So tell me how does one distinguish between a product being scarce because the supplier is intentionally holding back supplies and a product being scarce because demand is greater than manufacturing and supply chain capabilities?
Look up what scarcity marketing is and maybe look up anything on the history of nintendo's shortages. You'll see a pattern if you're being honest with yourself.
Okay, as requested, I've looked it up and I found it at the following web page:
And it's defined as follows:
"Scarcity marketing involves motivating people to buy something by telling them there is a shortage in what is available and a limited time to act. The goal is to create a sense of urgency through an aggressive call to action; to make people scared that they will not be able to acquire something that they want if they don’t act fast."
And an example is given:
"One of the most notable examples of scarcity marketing – the Disney Vault – started during the 1980s. Walt Disney Studios Home Entertainment began to reissue limited editions of their films and urge consumers to purchase these films before they went back into the “Disney Vault.” Because each Disney film is only for a limited time before it is put in the vault and not made available for several years until it is released again, consumers are driven to act fast when a new video is released."
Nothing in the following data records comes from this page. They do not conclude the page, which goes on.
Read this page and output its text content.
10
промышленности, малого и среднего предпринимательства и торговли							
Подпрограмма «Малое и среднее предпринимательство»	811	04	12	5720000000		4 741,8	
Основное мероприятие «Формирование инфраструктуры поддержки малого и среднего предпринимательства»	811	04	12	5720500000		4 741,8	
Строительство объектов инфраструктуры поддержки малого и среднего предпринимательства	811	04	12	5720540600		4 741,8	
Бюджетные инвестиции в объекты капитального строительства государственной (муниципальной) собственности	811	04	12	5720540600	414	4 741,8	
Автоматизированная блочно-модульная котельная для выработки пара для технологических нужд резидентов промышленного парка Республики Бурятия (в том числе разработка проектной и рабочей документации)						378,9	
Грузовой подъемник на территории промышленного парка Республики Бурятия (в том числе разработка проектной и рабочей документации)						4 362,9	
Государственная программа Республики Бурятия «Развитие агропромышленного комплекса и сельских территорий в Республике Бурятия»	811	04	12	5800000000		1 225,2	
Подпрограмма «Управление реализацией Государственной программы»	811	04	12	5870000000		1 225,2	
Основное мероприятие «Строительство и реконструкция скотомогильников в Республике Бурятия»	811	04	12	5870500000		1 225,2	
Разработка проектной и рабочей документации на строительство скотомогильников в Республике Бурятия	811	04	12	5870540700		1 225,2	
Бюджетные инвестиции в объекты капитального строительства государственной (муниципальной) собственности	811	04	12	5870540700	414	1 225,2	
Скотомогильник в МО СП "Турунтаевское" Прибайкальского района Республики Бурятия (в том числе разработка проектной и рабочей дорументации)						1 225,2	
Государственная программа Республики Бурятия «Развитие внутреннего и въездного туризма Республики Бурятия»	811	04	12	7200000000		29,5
I'm noticing a difference however: in the Disney Vault example, Disney urges consumers to purchase these limited edition films before they go back to the "Disney Vault" helping to create a sense of urgency.
Contrast this to Nintendo that has said numerous times that it plans to up production of the Switch for the sake of meeting demand:
As for the history of Nintendo hardware shortages, understand that a shortage can have multiple causes: supplier purposefully holding back supply is one, supplier underestimating demand is another. How does one distinguish between the two?
This brings me back to a question I asked you before and you have yet to answer: how does one distinguish between a product being scarce because the supplier is intentionally holding back supplies and a product being scarce because demand is beyond manufacturing and supply chain capabilities?